Why Freezing Bags Break
Description of the Causes for: The Failure of Cryopreservation Bags To Breakage
Author: Herb Cullis 4-30-09
The reason for freezing bag failure has not been widely recognized. Bags fail because of carbon dioxide. The products frozen are living cells that have been maintained in nutrient rich tissue culture media prior to freezing.

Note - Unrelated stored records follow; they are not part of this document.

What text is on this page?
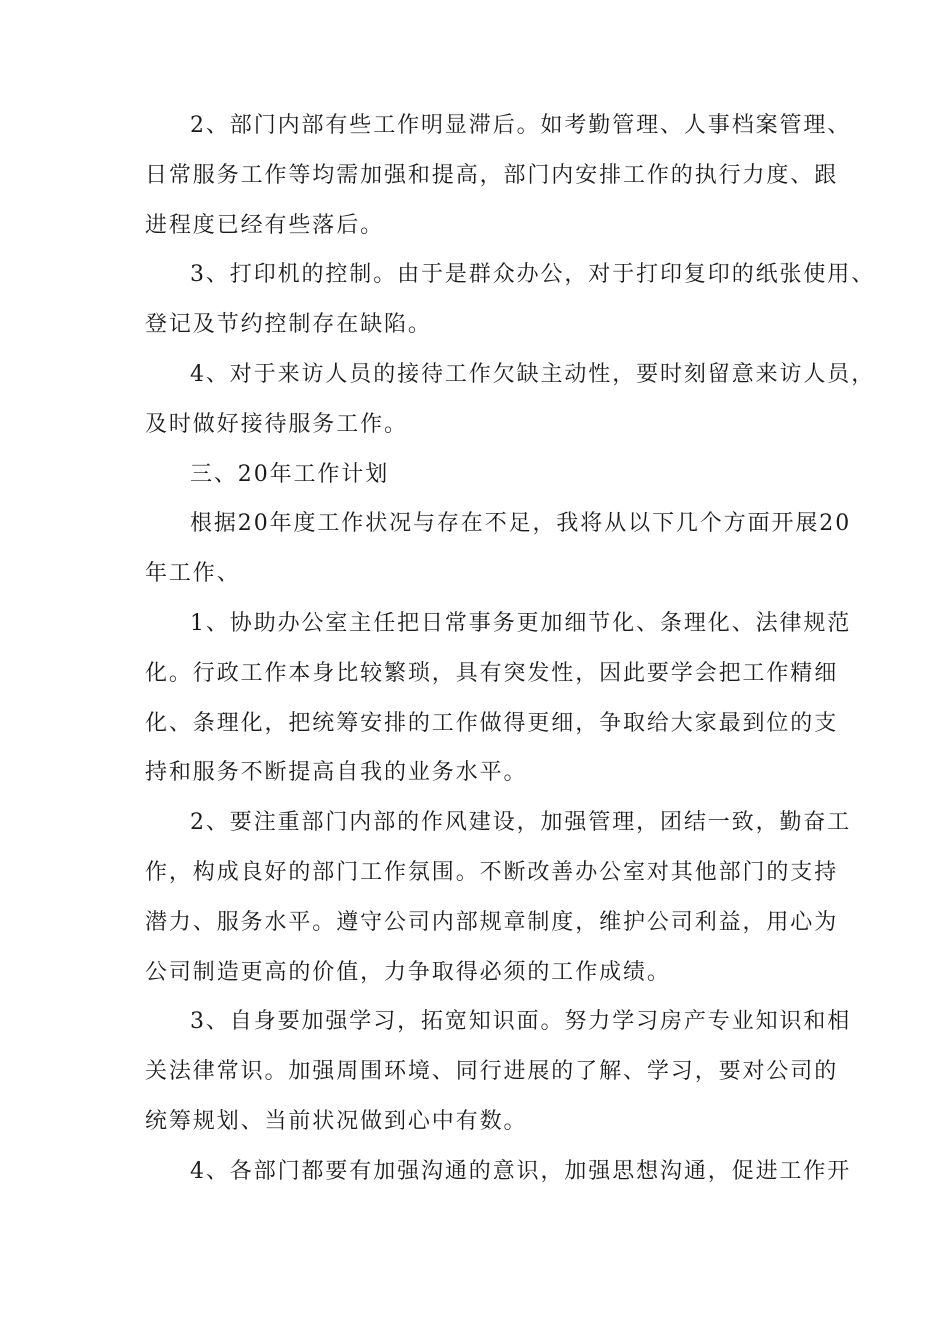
2、部门内部有些工作明显滞后。如考勤管理、人事档案管理、
日常服务工作等均需加强和提高，部门内安排工作的执行力度、跟
进程度已经有些落后。
3、打印机的控制。由于是群众办公，对于打印复印的纸张使用、
登记及节约控制存在缺陷。
4、对于来访人员的接待工作欠缺主动性，要时刻留意来访人员，
及时做好接待服务工作。
三、20年工作计划
根据20年度工作状况与存在不足，我将从以下几个方面开展20
年工作、
1、协助办公室主任把日常事务更加细节化、条理化、法律规范
化。行政工作本身比较繁琐，具有突发性，因此要学会把工作精细
化、条理化，把统筹安排的工作做得更细，争取给大家最到位的支
持和服务不断提高自我的业务水平。
2、要注重部门内部的作风建设，加强管理，团结一致，勤奋工
作，构成良好的部门工作氛围。不断改善办公室对其他部门的支持
潜力、服务水平。遵守公司内部规章制度，维护公司利益，用心为
公司制造更高的价值，力争取得必须的工作成绩。
3、自身要加强学习，拓宽知识面。努力学习房产专业知识和相
关法律常识。加强周围环境、同行进展的了解、学习，要对公司的
统筹规划、当前状况做到心中有数。
4、各部门都要有加强沟通的意识，加强思想沟通，促进工作开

The cells metabolize sugars and produce carbon dioxide, which is initially carbonic acid or completely dissolved carbon dioxide. As the culture of cells awaits freezing it is usually taken from an incubator or room temperature and cooled in a refrigerator or on ice in preparation for the addition of DMSO or other cryoprotectant. During this 'cold incubation' production of carbon dioxide continues, and at lower temperatures the media has greater solubility for carbon dioxide so the solution accumulates large amounts of dissolved carbon dioxide. Then the cryoprotectant is added to the cold solution. The reason for doing this cold is that the DMSO dilution has a very large exotherm and the osmolality goes above 2000 milliosmoles. And then the solution is frozen. At the freezing point of the hyperosmotic solution (about -18C) ice freezes and the carbon dioxide is liberated as a gas, now trapped as small bubbles. As the temperature drops below -76C the carbon dioxide solidifies and decreases 960 volumes creating small vacuoles that soon become filled with oxygen and nitrogen. But when the temperature goes above -76C during thawing, the dry ice becomes a gas again and expands suddenly. People who are familiar with the process frequently/usually hear the ice cracking as the bag warms. The EVA and PVC bags are still brittle at -76C and cannot expand without cracking. FEP is still flexible and it just flexes. In one citing, some centers reported no failures and other reported many failures. The reason turned out to depend on the type of tissue culture media used (whether cells were metabolizing rapidly or not) and the technique for cryoprotectant addition (rapid cool down to ice temperature or gradual cool down). If a high quality media is used cells grow vigorously and CO2 is produced; the viability of the thawed product is better, but more of the bags are subject to break. If the cooling is performed in a fast process, there is less time to produce carbon dioxide within the sealed bag and there is a more likely chance the bags will survive. This is the science behind the story of how bags break during thawing.